Хрипушин кивнул головой в сторону и подмигнул.
— Про каких? — словно ничего не понимая, переспросил Толоконников. — Про кого?.. Какие?..
— А воз капусты-то?.. «Неизвестно кто»?..
— О-о-о! вон куда!.. Будет тебе! Водочки не хочешь ли?
— Нет-с, позвольте! водочки само собой, а это дело своим чередом!.. Еще не все-с!
— Будет, будет! Оставь! Эко разговор нашел!
— Нет-с, позвольте! Приказано благодарить-с, то есть вот как: от души! Даже и слов нет!
Хозяин как бы нехотя попробовал было еще раз остановить гостя, но тот не слушал его и продолжал:
— Такого, говорят, благодетеля от роду рождения нашего не видывали! И дай ему, господи, на много лет, чтобы, то есть, в лучшем виде… Ей-ей… Это, Семен Иваныч, зачтется, поверьте!.. А вь! что думаете? Да вы сыщите теперь на всем белом свете одного человека, чтобы он, к примеру, по-вашему поступил? Нет-с, бог видит!

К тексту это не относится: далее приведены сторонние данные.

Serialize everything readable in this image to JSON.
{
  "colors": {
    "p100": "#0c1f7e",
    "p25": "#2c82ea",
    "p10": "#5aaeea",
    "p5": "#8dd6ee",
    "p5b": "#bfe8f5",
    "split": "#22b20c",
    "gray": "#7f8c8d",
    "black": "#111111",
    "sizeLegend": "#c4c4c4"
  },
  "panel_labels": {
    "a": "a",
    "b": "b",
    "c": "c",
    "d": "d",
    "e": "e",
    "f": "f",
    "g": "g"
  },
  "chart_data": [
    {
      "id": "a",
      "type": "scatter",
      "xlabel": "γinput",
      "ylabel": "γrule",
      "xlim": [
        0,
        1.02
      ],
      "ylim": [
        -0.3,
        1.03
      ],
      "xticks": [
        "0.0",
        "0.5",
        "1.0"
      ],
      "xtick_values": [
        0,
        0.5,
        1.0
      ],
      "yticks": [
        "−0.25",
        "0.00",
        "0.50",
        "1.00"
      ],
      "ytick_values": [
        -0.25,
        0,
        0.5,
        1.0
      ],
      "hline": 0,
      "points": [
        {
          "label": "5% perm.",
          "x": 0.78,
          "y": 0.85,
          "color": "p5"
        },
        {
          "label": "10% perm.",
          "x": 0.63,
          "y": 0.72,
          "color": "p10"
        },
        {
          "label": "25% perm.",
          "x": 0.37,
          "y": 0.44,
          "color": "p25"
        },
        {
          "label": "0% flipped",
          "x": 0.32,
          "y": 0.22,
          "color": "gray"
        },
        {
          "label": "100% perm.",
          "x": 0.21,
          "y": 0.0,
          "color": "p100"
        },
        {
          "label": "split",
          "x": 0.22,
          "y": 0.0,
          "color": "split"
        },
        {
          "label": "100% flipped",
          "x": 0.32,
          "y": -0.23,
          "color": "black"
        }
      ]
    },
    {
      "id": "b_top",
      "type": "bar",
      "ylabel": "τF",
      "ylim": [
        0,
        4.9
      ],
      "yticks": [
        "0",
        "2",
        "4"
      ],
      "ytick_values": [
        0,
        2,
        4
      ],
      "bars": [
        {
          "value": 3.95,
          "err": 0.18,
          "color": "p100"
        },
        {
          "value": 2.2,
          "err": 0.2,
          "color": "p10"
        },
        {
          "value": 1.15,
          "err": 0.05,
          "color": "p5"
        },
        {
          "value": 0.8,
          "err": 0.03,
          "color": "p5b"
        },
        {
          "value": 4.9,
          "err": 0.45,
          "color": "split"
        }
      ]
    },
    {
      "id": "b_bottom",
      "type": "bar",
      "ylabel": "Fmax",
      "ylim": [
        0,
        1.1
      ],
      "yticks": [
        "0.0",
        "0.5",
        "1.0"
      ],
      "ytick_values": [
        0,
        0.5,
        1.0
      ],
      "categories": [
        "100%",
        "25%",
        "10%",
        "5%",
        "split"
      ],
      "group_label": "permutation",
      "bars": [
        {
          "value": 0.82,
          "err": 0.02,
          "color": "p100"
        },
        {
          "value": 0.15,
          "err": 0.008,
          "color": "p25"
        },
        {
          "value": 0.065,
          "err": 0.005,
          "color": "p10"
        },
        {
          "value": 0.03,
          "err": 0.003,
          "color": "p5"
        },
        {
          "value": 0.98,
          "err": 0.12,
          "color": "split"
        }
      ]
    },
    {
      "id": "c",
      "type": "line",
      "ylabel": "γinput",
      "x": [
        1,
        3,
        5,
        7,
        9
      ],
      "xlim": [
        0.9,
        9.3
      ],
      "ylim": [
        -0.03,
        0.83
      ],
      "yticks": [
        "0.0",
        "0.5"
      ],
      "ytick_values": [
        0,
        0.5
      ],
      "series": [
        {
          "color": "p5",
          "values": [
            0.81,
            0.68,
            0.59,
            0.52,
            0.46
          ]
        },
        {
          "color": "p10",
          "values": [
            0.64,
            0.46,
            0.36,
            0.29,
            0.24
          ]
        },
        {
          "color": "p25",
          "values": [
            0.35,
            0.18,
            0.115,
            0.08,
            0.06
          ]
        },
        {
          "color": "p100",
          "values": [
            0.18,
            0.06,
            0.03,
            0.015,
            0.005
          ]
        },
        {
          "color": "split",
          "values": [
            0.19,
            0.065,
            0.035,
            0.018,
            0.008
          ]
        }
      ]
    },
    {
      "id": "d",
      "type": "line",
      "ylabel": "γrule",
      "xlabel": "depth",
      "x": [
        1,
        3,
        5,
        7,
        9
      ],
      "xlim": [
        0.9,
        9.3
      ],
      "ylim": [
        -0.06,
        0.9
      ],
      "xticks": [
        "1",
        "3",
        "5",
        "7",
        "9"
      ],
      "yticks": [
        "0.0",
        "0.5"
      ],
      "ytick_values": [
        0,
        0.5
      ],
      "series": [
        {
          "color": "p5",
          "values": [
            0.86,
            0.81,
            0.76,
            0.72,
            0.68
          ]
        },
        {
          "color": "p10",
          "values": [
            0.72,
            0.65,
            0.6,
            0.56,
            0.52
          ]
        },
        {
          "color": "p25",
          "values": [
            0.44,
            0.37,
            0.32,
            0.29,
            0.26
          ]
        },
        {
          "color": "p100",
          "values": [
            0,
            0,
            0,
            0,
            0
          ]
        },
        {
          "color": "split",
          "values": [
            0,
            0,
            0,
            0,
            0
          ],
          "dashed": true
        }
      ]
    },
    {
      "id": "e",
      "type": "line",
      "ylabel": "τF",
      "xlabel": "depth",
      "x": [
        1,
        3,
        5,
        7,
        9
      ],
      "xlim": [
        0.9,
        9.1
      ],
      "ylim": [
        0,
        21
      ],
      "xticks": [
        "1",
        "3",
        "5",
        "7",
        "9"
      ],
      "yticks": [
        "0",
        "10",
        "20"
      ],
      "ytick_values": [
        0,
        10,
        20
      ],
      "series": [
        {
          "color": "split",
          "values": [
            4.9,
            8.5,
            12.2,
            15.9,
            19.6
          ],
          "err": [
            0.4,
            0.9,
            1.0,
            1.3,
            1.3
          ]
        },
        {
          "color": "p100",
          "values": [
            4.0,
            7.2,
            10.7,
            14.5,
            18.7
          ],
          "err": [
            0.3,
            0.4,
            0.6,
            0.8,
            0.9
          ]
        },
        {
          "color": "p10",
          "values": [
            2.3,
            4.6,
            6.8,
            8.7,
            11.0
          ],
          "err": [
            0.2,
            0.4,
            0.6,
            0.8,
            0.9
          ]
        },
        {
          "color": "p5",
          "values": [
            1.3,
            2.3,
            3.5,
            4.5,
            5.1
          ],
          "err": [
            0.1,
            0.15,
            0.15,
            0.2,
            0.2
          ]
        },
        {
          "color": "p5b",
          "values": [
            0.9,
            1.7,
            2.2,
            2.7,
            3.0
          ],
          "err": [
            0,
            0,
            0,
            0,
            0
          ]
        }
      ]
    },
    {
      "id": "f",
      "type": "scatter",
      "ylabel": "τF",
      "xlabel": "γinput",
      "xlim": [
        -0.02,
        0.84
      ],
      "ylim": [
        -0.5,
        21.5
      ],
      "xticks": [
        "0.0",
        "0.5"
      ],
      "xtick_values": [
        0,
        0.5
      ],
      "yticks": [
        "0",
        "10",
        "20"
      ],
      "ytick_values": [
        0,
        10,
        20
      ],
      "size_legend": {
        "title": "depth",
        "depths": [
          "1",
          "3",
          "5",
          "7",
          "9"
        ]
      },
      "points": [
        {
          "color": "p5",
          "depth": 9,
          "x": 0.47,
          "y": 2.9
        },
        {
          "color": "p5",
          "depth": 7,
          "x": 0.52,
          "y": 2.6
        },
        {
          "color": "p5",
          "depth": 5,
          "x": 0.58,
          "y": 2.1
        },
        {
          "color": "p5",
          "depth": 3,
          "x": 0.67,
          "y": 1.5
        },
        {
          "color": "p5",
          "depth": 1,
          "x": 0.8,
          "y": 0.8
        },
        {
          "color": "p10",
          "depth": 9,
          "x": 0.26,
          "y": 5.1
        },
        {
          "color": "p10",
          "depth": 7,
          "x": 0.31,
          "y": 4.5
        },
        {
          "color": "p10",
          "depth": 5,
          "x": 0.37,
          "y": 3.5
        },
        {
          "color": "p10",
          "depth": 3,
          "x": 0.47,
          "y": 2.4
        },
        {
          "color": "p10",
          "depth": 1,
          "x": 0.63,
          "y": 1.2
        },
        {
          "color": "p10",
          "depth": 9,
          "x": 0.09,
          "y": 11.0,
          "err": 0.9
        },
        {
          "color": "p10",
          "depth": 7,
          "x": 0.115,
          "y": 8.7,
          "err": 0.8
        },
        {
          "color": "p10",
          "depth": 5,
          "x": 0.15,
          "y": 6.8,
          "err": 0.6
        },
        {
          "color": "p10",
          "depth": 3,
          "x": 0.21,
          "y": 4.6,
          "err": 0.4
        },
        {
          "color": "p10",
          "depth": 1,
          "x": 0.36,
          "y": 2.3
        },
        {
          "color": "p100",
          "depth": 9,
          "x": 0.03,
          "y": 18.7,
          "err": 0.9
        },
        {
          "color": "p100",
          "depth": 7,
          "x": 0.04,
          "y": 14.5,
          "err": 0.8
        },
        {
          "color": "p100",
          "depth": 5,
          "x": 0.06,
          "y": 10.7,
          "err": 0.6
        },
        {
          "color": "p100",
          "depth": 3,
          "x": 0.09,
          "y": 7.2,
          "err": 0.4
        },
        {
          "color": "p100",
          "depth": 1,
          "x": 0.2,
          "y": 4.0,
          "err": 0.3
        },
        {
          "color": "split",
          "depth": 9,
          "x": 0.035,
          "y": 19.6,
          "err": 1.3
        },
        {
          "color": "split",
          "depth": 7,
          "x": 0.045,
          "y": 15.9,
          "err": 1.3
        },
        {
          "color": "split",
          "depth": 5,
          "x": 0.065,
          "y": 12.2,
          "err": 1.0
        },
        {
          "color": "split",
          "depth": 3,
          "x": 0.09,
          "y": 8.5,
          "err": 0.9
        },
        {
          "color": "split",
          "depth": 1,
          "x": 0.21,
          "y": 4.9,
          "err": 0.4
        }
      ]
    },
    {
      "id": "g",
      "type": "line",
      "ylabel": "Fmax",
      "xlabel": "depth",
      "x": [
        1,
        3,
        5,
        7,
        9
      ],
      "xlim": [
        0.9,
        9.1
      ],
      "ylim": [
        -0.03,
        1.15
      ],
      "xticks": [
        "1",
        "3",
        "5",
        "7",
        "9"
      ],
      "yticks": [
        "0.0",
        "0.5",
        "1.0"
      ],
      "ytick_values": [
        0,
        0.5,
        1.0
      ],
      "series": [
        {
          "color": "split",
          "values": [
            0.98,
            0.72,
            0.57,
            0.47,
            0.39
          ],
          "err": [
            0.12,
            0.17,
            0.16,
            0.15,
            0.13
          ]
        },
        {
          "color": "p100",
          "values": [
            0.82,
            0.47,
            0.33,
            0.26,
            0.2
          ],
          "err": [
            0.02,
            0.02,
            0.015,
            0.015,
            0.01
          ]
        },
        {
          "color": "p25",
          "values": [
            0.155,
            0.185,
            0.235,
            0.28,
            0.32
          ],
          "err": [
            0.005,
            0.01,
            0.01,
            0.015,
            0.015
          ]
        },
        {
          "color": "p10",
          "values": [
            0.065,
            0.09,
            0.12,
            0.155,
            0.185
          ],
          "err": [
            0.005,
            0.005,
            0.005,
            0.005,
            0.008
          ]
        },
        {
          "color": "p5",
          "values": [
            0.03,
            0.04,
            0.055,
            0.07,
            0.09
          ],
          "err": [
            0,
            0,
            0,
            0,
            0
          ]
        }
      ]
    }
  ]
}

Долго говорил Хрипушин в том же хвалительном роде.
Хозяин таял от слов его и совсем было забыл о водке, если бы гость, у которого наконец пересохло горло от длинных монологов, сам не свернул разговор на этот предмет. После выпивки беседа пошла ровнее; Хрипушин доказывал хозяину преимущество брачной жизни, на что тот возражал:
— Жениться! Жениться можно, да что проку-то!.. Поди-ка женись, завоешь!
Хрипушин опровергал это мнение и затевал новый разговор: принимался восхвалять Олимпиаду Артамоновну, негодуя против слухов, разгуливающих о ней по «растеряевщине», и доказывал, что при своем высоком образовании девица эта могла бы быть примерною супругой. Семен Иваныч опять возражал на это, что «жениться можно, да что проку-то? подика женись». Вообще разговоры Хрипушина по части законного брака оказались бесплодными; Хрипушин понял, что нельзя слишком сильно налегать на хозяина с такими предложениями и решился действовать исподволь. С этой целью он пригласил Толоконникова, именем Авдотьи Карповны, на пирог в воскресенье, на что Семен Иванович сказал: «подумаю».
В самом деле, намерения Семена Ивановича были далеки от законного брака. В Претерпеевых он чуял таких людей, которые будут поклоняться ему и носить его на руках и «так», без женитьбы, единственно ради его к ним внимания и кой-каких съестных подачек. Все это подтверждается и дальнейшим ходом событий, которые следовали в таком порядке: благодаря содействию Хрипушина Толоконников присутствовал на пироге у Авдотьи Карповны; Иван Алексеич выручал в этот день всех, ел он за семерых и не забывал при этом потешать публику разными анекдотами. Претерпеевы, пристально смотревшие на Семена Иваныча, не нашли в нем ничего необыкновенного, но, вместе с тем, решительно не могли объяснить себе его угрюмости и молчаливости, которая, нужно заметить, охватывала моего героя всякий раз, как только он попадал в незнакомое общество.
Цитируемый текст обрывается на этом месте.